Les autorités espagnoles ont arrêté mercredi 24 février quatorze passeurs "identifiés par les migrants comme les organisateurs des traversées et les personnes chargées de conduire" les embarcations de fortune dans lesquelles sont arrivés les exilés en décembre et en janvier, a expliqué la police dans un communiqué. Selon un porte-parole de la police, les passeurs, âgés de 19 à 45 ans, sont originaires du Maroc, du Mali, de Gambie, de Mauritanie et de Guinée. Parmi eux, se trouve une femme.
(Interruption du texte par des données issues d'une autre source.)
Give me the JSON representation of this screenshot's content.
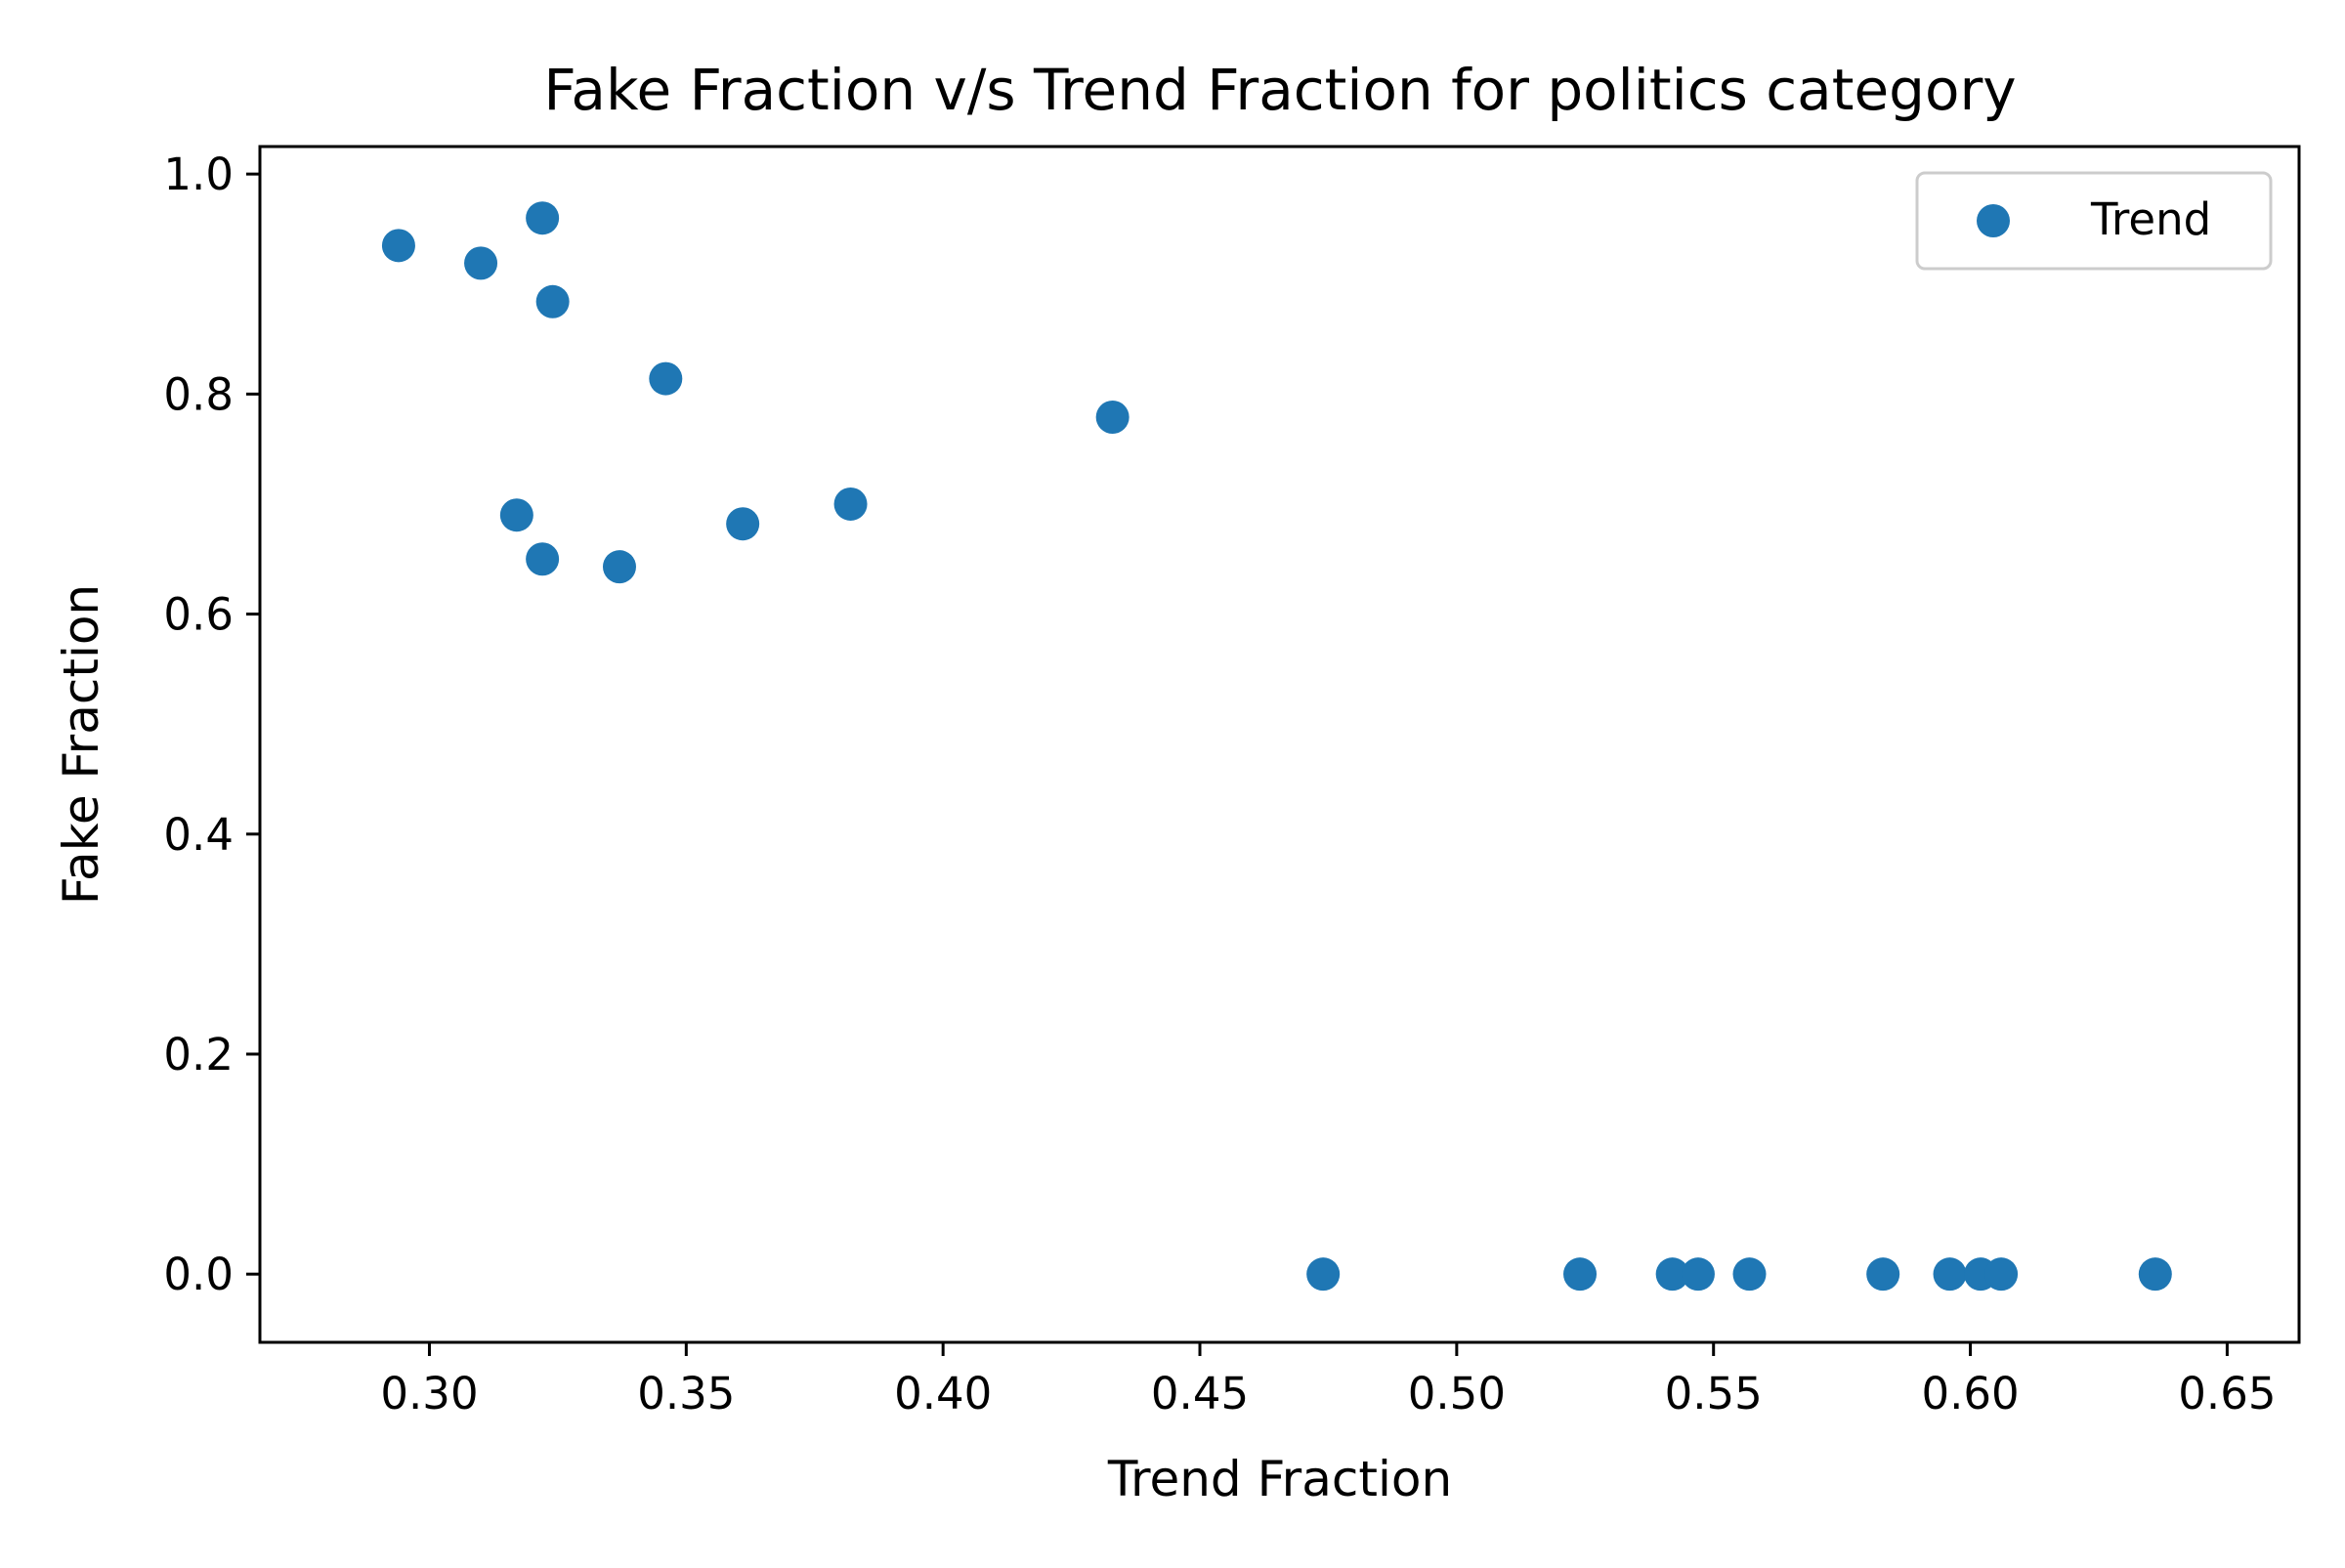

En l’espace de deux mois, les trafiquants présumés ont transporté au total 237 personnes, dont 26 mineurs, "sans aucune mesure de sécurité, sans gilet de sauvetage, nourriture ou boisson", a souligné la police. En raison des "conditions sordides" des traversées, trois personnes sont mortes dont un enfant de neuf ans "dont le corps fut jeté par-dessus bord en pleine mer", a ajouté la police. "Une fois sauvée, sa mère a essayé de mettre fin à ses jours en se jetant à la mer et a dû être transférée vers un hôpital en état de choc", peut-on encore lire dans le communiqué.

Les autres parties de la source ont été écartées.